Battery Life Results

Battery life in minutes
Longer bars are better
With the screen dimmed to around 60 per cent brightness levels – which on this machine wasn’t too far off the Eee PC on its brightest settings – we managed to get a useful six hours and 23 minutes of light use away from a power source. That was with Wi-Fi and Bluetooth turned off, but it’s ideal for standard word processing tasks.
This dropped to around three hours when running a looped video, with the brightness turned up to full and with Wi-Fi activated. It’s not quite a match for the Eee for overall battery life, then, and how much extra the six-cell battery costs remains to be seen.
The 1GB of DDR 2 memory copes fine with Windows XP, the OS booting in a reasonable amount of time. A second memory slot is allocated for a further 1GB. Unfortunately, we weren’t able to put the Wind through its paces for benchmark results – firstly, because we had a pre-production sample, and also because the Wind’s 1024 x 600 pixel resolution is below that of the minimum 1280 x 800 we use during PCMark and 3DMark tests.

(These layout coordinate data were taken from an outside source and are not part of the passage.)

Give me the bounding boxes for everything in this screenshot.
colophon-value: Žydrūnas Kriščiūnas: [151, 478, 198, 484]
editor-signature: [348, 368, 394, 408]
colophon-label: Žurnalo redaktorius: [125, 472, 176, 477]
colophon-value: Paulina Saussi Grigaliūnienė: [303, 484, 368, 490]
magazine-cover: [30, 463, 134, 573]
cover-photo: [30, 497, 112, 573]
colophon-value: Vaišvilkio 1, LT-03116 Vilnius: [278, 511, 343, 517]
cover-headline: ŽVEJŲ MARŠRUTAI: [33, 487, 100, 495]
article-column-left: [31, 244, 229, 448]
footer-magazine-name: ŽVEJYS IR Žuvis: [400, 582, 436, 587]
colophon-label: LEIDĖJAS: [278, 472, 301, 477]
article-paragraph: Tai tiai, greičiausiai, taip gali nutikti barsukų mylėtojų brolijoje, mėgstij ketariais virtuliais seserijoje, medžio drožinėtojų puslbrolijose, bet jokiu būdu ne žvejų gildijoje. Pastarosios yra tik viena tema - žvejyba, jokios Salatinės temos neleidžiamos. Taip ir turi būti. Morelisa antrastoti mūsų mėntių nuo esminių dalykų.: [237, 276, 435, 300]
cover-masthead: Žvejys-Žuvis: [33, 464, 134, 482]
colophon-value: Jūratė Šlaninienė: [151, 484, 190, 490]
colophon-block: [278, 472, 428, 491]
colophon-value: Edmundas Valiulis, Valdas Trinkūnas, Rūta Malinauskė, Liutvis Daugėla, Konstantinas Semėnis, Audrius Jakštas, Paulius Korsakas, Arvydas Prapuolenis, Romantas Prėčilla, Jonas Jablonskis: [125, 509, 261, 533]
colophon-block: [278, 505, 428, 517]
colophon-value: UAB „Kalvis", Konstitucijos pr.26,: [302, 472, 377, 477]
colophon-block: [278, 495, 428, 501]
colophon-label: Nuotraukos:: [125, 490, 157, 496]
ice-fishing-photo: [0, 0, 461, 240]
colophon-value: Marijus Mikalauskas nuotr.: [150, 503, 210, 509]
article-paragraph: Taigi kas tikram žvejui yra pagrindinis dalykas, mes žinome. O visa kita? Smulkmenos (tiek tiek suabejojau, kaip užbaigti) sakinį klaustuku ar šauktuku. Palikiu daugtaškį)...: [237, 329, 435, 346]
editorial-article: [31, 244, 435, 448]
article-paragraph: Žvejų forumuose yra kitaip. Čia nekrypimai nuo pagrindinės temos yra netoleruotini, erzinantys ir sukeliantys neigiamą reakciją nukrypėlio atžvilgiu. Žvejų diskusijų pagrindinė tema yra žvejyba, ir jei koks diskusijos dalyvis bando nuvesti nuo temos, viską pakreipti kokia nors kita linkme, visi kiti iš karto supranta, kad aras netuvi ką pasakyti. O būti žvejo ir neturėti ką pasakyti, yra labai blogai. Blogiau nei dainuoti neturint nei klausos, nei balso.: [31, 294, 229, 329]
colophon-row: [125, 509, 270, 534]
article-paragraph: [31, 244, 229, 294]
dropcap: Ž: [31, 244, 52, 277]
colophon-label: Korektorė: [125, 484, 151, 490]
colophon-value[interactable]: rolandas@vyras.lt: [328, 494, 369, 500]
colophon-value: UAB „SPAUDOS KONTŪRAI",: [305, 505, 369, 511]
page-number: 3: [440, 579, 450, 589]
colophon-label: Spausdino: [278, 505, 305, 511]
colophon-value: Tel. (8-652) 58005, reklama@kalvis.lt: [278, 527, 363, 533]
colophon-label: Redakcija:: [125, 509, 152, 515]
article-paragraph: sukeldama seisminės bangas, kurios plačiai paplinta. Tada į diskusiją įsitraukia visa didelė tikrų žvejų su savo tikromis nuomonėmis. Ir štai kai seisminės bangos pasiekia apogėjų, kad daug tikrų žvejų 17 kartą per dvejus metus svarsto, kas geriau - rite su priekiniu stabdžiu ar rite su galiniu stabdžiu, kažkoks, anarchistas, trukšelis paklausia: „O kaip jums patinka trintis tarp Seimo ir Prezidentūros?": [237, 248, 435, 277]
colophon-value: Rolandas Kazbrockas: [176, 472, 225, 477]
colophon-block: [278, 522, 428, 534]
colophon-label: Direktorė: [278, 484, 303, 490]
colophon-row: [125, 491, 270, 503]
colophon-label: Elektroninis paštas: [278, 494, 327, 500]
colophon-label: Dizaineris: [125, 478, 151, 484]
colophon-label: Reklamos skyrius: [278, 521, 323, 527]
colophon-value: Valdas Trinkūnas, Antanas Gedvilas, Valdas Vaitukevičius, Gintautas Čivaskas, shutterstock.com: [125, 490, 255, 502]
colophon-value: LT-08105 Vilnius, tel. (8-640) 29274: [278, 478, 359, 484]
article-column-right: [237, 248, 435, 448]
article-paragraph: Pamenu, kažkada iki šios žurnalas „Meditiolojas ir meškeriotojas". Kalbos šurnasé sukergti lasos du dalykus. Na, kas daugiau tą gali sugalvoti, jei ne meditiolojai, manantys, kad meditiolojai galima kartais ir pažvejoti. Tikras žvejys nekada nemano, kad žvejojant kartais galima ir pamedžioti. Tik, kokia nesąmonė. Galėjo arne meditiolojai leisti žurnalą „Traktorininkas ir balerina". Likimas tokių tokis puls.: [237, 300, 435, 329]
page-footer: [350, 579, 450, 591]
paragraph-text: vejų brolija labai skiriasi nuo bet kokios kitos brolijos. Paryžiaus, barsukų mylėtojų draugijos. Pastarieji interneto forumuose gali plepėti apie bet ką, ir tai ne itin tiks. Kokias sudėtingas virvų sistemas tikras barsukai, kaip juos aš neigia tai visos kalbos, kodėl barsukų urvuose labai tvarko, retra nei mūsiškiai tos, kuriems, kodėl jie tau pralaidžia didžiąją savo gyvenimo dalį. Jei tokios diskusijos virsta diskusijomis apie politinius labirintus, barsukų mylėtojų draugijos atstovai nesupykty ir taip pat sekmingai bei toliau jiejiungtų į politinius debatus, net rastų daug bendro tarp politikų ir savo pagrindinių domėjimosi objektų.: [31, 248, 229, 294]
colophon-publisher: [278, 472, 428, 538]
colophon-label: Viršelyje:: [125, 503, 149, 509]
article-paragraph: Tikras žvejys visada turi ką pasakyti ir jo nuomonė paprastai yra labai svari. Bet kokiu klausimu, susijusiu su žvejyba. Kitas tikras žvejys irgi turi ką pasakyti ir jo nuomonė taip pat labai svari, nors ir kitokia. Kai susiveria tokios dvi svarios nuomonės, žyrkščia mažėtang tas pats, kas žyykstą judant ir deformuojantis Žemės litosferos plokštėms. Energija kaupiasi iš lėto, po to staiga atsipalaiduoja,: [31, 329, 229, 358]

Curves courtesy of the MacBook Air?
The MSI offers 80GB of storage space as standard, verses a maximum of 20GB in the Asus 901, helping to level the cost difference if you do opt for the six-cell battery. In this case, it’s a regular 80GB hard drive, rather than Flash, although a speed of 5400rpm is in-keeping with the average laptop.
COMMENTS
Dumping
Dumping in this context is giving away at very low price and likely below cost, specifically to undermine competition.
see http://en.wikipedia.org/wiki/Dumping_(pricing_policy)
In many case this is illegal although the problem with software is that you can argue the cost is zero. Still the EU has done some good work so it seems reasonable to suggest they should look at the price charged for XP on these devices
Linux version has lower spec -- a monopoly issue?
The linux version looks like it will have a lower spec, e.g. only half the memory of the XP version, no blue-tooth, and no 6-cell battery option.
These different default specs make it hard to work out what, if anything, MSI and others are charging for XP licences: perhaps this is a deliberate policy --- of course Microsoft could not possibly be imposing a constraint that requires companies to refrain from shipping direct non-XP equivalents. That would be one way of hiding any activity that might interest some regulators, such as leveraging an existing monopoly position to gain advantage in a new market ... something frowned on in many jurisdictions.